なお、勾留前に意見書などを提出する活動は、法的に認められた活動ではありません。あくまで、身柄を釈放するか否かは、警察、検察、裁判所の判断によるもので、意見書を無視することもできないわけではありません。しかし、意見書などを提出することによって、仮に勾留された場合「不服申し立てをしますからね。

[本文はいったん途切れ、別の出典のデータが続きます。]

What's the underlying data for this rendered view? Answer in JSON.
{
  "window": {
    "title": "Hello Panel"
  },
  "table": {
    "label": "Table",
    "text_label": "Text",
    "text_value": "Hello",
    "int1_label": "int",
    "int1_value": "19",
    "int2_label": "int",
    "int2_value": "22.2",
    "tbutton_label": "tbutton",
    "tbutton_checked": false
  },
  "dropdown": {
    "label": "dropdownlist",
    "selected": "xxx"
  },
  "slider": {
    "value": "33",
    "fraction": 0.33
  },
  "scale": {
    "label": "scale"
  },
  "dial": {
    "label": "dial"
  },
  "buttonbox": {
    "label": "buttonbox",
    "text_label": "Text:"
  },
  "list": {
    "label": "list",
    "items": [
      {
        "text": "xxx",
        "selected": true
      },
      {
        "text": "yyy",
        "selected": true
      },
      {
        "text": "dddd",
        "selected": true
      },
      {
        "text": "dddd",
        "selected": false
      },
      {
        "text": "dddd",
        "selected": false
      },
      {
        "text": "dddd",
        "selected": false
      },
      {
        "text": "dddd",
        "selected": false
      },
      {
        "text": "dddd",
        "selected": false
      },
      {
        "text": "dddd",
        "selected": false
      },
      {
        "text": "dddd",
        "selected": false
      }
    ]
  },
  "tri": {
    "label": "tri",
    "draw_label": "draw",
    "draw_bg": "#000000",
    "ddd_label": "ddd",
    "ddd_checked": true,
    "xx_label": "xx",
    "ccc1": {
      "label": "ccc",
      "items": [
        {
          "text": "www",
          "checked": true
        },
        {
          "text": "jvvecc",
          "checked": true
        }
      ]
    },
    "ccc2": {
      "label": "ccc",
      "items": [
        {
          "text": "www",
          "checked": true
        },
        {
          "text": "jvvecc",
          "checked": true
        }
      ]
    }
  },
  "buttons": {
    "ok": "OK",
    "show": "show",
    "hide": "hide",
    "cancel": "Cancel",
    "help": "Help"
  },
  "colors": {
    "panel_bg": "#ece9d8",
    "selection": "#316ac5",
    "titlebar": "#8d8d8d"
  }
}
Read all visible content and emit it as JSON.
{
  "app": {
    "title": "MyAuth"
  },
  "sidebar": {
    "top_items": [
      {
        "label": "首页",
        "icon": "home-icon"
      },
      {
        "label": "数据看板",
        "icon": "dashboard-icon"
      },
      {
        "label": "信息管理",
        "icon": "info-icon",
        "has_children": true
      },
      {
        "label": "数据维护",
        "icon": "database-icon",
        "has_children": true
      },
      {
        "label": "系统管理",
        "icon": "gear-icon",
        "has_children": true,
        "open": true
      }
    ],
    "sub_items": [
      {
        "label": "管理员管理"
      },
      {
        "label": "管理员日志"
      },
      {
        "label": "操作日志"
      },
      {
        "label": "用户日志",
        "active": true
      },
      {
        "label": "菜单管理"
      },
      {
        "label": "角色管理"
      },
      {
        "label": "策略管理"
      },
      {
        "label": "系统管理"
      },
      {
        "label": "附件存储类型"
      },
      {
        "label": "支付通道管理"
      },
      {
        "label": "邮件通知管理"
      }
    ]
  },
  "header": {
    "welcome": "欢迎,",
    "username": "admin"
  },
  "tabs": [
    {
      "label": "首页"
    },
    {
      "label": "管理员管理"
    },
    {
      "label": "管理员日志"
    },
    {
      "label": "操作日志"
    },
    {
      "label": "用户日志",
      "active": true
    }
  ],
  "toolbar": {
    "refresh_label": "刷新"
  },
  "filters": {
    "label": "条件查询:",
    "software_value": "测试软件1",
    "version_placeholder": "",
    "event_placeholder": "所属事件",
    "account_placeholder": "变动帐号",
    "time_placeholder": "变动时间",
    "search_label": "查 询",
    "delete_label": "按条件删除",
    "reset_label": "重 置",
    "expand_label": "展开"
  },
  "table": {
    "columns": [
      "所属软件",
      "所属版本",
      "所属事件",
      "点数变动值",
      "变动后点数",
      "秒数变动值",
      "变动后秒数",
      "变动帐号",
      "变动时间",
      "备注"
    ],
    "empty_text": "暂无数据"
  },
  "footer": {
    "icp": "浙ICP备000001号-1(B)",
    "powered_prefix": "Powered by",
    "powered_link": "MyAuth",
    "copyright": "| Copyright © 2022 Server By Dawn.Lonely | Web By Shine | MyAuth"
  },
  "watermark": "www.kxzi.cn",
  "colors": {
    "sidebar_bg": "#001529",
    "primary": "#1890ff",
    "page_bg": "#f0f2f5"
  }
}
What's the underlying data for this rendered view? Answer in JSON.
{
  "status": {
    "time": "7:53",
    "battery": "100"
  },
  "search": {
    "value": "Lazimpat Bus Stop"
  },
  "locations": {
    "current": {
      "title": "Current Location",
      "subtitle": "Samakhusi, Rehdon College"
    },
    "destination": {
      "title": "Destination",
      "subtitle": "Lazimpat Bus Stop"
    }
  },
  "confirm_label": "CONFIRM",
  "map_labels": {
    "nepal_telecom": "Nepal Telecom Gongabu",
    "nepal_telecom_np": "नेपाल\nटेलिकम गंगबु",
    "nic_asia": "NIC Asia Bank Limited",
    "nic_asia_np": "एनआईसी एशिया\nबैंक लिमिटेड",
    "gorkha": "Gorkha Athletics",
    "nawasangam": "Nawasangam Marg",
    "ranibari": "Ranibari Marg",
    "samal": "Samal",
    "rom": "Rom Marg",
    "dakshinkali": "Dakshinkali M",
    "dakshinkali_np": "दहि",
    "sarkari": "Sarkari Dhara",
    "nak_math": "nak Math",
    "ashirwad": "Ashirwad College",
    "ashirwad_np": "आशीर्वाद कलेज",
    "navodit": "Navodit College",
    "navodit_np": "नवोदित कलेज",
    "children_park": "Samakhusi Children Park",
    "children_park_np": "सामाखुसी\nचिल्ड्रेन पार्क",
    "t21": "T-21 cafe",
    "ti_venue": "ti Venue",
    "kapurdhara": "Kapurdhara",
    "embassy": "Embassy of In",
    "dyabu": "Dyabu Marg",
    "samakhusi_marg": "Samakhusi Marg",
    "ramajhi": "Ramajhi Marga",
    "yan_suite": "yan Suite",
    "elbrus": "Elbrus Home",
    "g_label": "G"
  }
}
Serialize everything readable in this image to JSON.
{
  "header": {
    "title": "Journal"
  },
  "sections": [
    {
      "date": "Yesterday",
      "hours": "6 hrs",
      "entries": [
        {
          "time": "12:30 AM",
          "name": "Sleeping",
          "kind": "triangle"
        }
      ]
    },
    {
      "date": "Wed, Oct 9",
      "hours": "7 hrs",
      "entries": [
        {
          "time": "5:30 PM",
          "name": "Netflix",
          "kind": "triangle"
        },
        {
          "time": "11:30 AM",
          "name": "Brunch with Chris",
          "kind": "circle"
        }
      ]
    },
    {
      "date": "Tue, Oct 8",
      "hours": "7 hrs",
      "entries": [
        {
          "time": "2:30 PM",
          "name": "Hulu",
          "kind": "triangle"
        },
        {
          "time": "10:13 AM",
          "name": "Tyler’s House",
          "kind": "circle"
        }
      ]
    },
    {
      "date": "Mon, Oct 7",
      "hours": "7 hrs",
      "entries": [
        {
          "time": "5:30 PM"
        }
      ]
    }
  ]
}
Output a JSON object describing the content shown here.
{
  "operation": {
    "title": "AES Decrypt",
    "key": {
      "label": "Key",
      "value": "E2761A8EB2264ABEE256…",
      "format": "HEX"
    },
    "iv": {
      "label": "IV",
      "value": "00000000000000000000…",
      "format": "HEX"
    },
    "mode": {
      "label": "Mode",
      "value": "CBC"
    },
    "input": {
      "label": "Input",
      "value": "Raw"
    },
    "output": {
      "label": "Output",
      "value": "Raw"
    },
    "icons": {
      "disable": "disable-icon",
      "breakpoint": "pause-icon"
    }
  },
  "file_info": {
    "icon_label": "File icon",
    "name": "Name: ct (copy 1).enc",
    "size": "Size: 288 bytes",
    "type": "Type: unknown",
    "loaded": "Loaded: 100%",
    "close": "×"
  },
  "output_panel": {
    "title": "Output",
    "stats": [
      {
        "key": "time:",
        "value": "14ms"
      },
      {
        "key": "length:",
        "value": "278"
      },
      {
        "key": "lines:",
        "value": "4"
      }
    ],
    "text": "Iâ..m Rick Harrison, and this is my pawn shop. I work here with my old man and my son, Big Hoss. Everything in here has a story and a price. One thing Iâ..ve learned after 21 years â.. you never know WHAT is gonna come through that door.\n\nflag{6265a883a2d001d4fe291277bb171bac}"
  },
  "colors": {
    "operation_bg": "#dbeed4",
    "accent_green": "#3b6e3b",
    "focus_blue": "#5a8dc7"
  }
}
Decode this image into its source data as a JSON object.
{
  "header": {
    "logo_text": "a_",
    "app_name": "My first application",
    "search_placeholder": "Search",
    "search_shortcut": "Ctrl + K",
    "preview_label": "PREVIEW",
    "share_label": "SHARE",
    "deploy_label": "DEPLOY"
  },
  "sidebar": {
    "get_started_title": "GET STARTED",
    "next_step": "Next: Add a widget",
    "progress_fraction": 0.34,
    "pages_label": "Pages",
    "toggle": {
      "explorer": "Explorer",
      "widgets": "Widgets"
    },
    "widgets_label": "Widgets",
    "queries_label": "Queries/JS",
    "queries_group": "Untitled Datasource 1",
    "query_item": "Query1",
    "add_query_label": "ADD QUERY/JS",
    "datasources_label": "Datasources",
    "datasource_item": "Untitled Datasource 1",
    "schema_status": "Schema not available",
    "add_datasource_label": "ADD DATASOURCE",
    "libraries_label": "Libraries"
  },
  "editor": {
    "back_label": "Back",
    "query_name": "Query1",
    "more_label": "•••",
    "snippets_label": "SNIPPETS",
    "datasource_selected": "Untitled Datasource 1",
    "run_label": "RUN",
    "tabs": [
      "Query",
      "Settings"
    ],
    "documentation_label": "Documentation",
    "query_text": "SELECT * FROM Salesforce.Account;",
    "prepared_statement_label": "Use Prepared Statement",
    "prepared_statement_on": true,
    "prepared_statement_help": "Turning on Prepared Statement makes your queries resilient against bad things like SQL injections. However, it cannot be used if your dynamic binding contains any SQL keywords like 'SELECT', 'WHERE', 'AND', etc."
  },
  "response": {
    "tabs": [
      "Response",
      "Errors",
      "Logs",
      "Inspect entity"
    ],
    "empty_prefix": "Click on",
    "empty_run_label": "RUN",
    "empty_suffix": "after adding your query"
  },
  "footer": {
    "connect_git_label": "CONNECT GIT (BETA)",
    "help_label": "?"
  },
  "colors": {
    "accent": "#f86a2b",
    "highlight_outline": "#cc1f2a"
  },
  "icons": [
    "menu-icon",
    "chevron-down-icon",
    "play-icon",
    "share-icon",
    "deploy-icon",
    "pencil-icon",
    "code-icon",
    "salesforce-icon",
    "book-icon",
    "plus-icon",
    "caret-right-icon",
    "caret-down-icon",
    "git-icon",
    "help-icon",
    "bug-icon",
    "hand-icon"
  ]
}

」という意思表示にもなり、捜査機関等に一定の抑止を働かせていることは間違いありません。

~身柄拘束を継続するか否かの基準~

捜査機関や裁判所が、身柄拘束を継続するか否かの判断基準は、「逮捕や勾留の要件」を満たしているかどうかにかかっているといえます。

逮捕の要件は、「逮捕の理由(罪を犯したと疑うに足りる相当な理由)」に加え、刑事訴訟法規則143条の3で、

逮捕状の請求を受けた裁判官は、逮捕の理由があると認める場合においても、被疑者の年齢及び境遇並びに犯罪の軽重及び態様その他諸般の事情に照らし、被疑者に逃亡する虞がなく、かる、罪証隠滅する虞がない等明らかに逮捕の必要がないと認めるときは、逮捕状の請求を却下しなければならない

と「逮捕の必要」に関し規定していることから、「被疑者の年齢及び境遇並びに犯罪の軽重及び態様その他諸般の事情に照らし、被疑者に逃亡する虞がなく、かる、罪証隠滅する虞がない等明らかに逮捕の必要がないと認めるとき」は、釈放されるということになります。

勾留の要件は「勾留の理由」と「勾留の必要」から成ります。「勾留の理由」とは、

・被疑者が罪を犯したを疑うに足りる相当の理由があること
に加え
・住居不定
・罪証隠滅のおそれ
・逃亡のおそれ

のいずれかの事由に当てはまることをいいます。 「勾留の必要」とは、

事案の軽重、難易、捜査の進展状況、被疑者の年齢や健康状態など、全ての事情を総合的に判断して、勾留が相当であるといえる場合のこと

をいい、勾留することによる利益と勾留を受ける被疑者の被る不利益を比較衡量して判断されます。
これらのいずれかの要件が満たされないときは、釈放されるということになります。

釈放されててもそれで事件が終わりというわけではありません。また、国選で弁護士が付くわけでもありません。被害者への弁償、示談、不起訴処分の獲得を目指して弁護士を付けたいという方は「私選」の弁護士を選任する必要があります。